From Model-Obsessed to Decision-Driven
So how do we fix this? We need a new playbook. One that starts with the decision, not the data.
Before you write a single line of code, ask these questions:
What’s the actual decision we’re trying to make here? (Not “predict churn,” but “decide whether to offer a customer a 20% discount to prevent them from churning.”)
What are the possible actions we can take? (Offer discount, send an email, do nothing.)
What are the real-world costs and benefits of every possible outcome? (What’s the cost of the discount? What’s the lifetime value of the customer we save? What’s the cost of annoying a happy customer with a discount?)
Who is on the hook for these costs? (The marketing budget? The sales team?)
Once you have those answers, then you can start thinking about a model. Accuracy becomes a constraint, not the goal. The model needs to be good enough to be better than a coin flip, but your real objective is to build a system that makes the best possible decision by minimizing expected loss.

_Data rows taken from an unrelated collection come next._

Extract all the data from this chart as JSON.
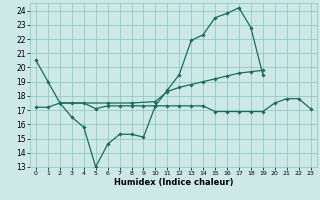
{
  "xlabel": "Humidex (Indice chaleur)",
  "xlim": [
    -0.5,
    23.5
  ],
  "ylim": [
    13,
    24.5
  ],
  "yticks": [
    13,
    14,
    15,
    16,
    17,
    18,
    19,
    20,
    21,
    22,
    23,
    24
  ],
  "xticks": [
    0,
    1,
    2,
    3,
    4,
    5,
    6,
    7,
    8,
    9,
    10,
    11,
    12,
    13,
    14,
    15,
    16,
    17,
    18,
    19,
    20,
    21,
    22,
    23
  ],
  "bg_color": "#cce9e8",
  "grid_color": "#88c4c0",
  "line_color": "#1a6b5a",
  "line1_x": [
    0,
    1,
    2,
    3,
    4,
    5,
    6,
    7,
    8,
    9,
    10,
    11,
    12,
    13,
    14,
    15,
    16,
    17,
    18,
    19
  ],
  "line1_y": [
    20.5,
    19.0,
    17.5,
    16.5,
    15.8,
    13.0,
    14.6,
    15.3,
    15.3,
    15.1,
    17.3,
    18.4,
    19.5,
    21.9,
    22.3,
    23.5,
    23.8,
    24.2,
    22.8,
    19.5
  ],
  "line2_x": [
    2,
    6,
    8,
    10,
    11,
    12,
    13,
    14,
    15,
    16,
    17,
    18,
    19
  ],
  "line2_y": [
    17.5,
    17.5,
    17.5,
    17.6,
    18.3,
    18.6,
    18.8,
    19.0,
    19.2,
    19.4,
    19.6,
    19.7,
    19.8
  ],
  "line3_x": [
    0,
    1,
    2,
    3,
    4,
    5,
    6,
    7,
    8,
    9,
    10,
    11,
    12,
    13,
    14,
    15,
    16,
    17,
    18,
    19,
    20,
    21,
    22,
    23
  ],
  "line3_y": [
    17.2,
    17.2,
    17.5,
    17.5,
    17.5,
    17.1,
    17.3,
    17.3,
    17.3,
    17.3,
    17.3,
    17.3,
    17.3,
    17.3,
    17.3,
    16.9,
    16.9,
    16.9,
    16.9,
    16.9,
    17.5,
    17.8,
    17.8,
    17.1
  ]
}
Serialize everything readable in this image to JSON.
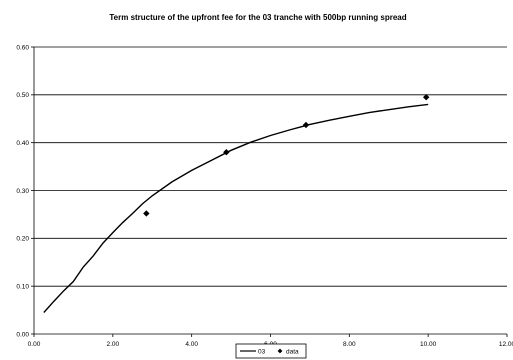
{
  "chart_data": {
    "type": "line",
    "title": "Term structure of the upfront fee for the 03 tranche with 500bp running spread",
    "xlabel": "",
    "ylabel": "",
    "xlim": [
      0,
      12
    ],
    "ylim": [
      0,
      0.6
    ],
    "x_ticks": [
      "0.00",
      "2.00",
      "4.00",
      "6.00",
      "8.00",
      "10.00",
      "12.00"
    ],
    "y_ticks": [
      "0.00",
      "0.10",
      "0.20",
      "0.30",
      "0.40",
      "0.50",
      "0.60"
    ],
    "grid": "horizontal",
    "legend_position": "bottom",
    "series": [
      {
        "name": "03",
        "kind": "line",
        "color": "#000000",
        "points": [
          [
            0.25,
            0.045
          ],
          [
            0.5,
            0.068
          ],
          [
            0.75,
            0.09
          ],
          [
            1.0,
            0.11
          ],
          [
            1.25,
            0.14
          ],
          [
            1.5,
            0.163
          ],
          [
            1.75,
            0.19
          ],
          [
            2.0,
            0.212
          ],
          [
            2.25,
            0.233
          ],
          [
            2.5,
            0.252
          ],
          [
            2.75,
            0.272
          ],
          [
            3.0,
            0.289
          ],
          [
            3.5,
            0.318
          ],
          [
            4.0,
            0.342
          ],
          [
            4.5,
            0.363
          ],
          [
            5.0,
            0.384
          ],
          [
            5.5,
            0.401
          ],
          [
            6.0,
            0.415
          ],
          [
            6.5,
            0.427
          ],
          [
            7.0,
            0.438
          ],
          [
            7.5,
            0.447
          ],
          [
            8.0,
            0.455
          ],
          [
            8.5,
            0.463
          ],
          [
            9.0,
            0.469
          ],
          [
            9.5,
            0.475
          ],
          [
            10.0,
            0.48
          ]
        ]
      },
      {
        "name": "data",
        "kind": "scatter",
        "marker": "diamond",
        "color": "#000000",
        "points": [
          [
            2.85,
            0.252
          ],
          [
            4.88,
            0.38
          ],
          [
            6.9,
            0.437
          ],
          [
            9.95,
            0.495
          ]
        ]
      }
    ]
  }
}
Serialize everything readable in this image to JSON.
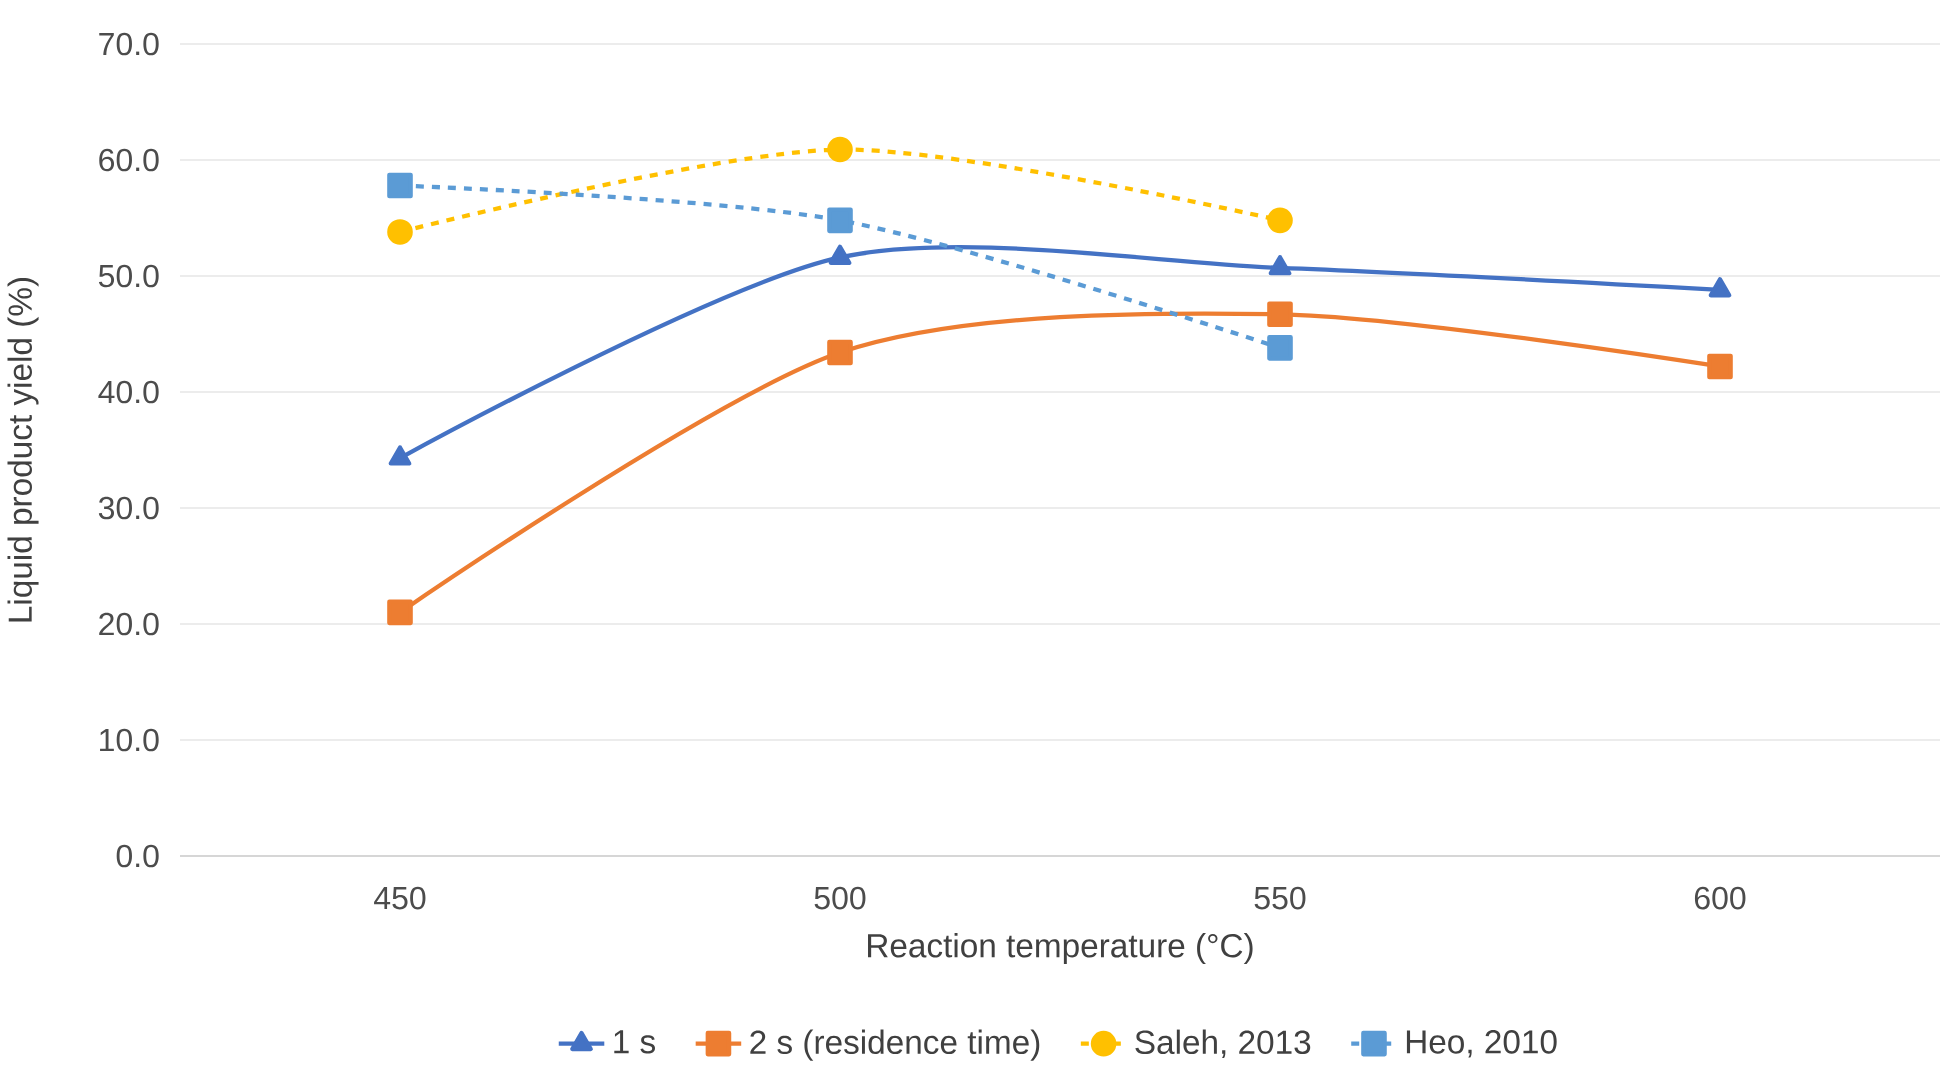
{
  "chart_data": {
    "type": "line",
    "xlabel": "Reaction temperature (°C)",
    "ylabel": "Liquid product yield (%)",
    "categories": [
      "450",
      "500",
      "550",
      "600"
    ],
    "series": [
      {
        "name": "1 s",
        "color": "#4472c4",
        "values": [
          34.3,
          51.6,
          50.7,
          48.8
        ],
        "marker": "triangle",
        "line_style": "solid"
      },
      {
        "name": "2 s (residence time)",
        "color": "#ed7d31",
        "values": [
          21.0,
          43.4,
          46.7,
          42.2
        ],
        "marker": "square",
        "line_style": "solid"
      },
      {
        "name": "Saleh, 2013",
        "color": "#ffc000",
        "values": [
          53.8,
          60.9,
          54.8,
          null
        ],
        "marker": "circle",
        "line_style": "dashed"
      },
      {
        "name": "Heo, 2010",
        "color": "#5b9bd5",
        "values": [
          57.8,
          54.8,
          43.8,
          null
        ],
        "marker": "square",
        "line_style": "dashed"
      }
    ],
    "ylim": [
      0,
      70
    ],
    "yticks": [
      {
        "value": 0,
        "label": "0.0"
      },
      {
        "value": 10,
        "label": "10.0"
      },
      {
        "value": 20,
        "label": "20.0"
      },
      {
        "value": 30,
        "label": "30.0"
      },
      {
        "value": 40,
        "label": "40.0"
      },
      {
        "value": 50,
        "label": "50.0"
      },
      {
        "value": 60,
        "label": "60.0"
      },
      {
        "value": 70,
        "label": "70.0"
      }
    ],
    "grid": "y",
    "legend": "bottom"
  }
}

This is a fundamental shift. It’s a move from being a model-builder to being a problem-solver. It’s less about celebrating a high score and more about building a robust, reliable system that wins, quietly and consistently, in the real world.
The challenge for all of us is to lead this change. It’s time to stop chasing the seductive glow of a meaningless accuracy score and start optimizing for what truly matters. It’s time to decide what game we’re playing, and then play to win.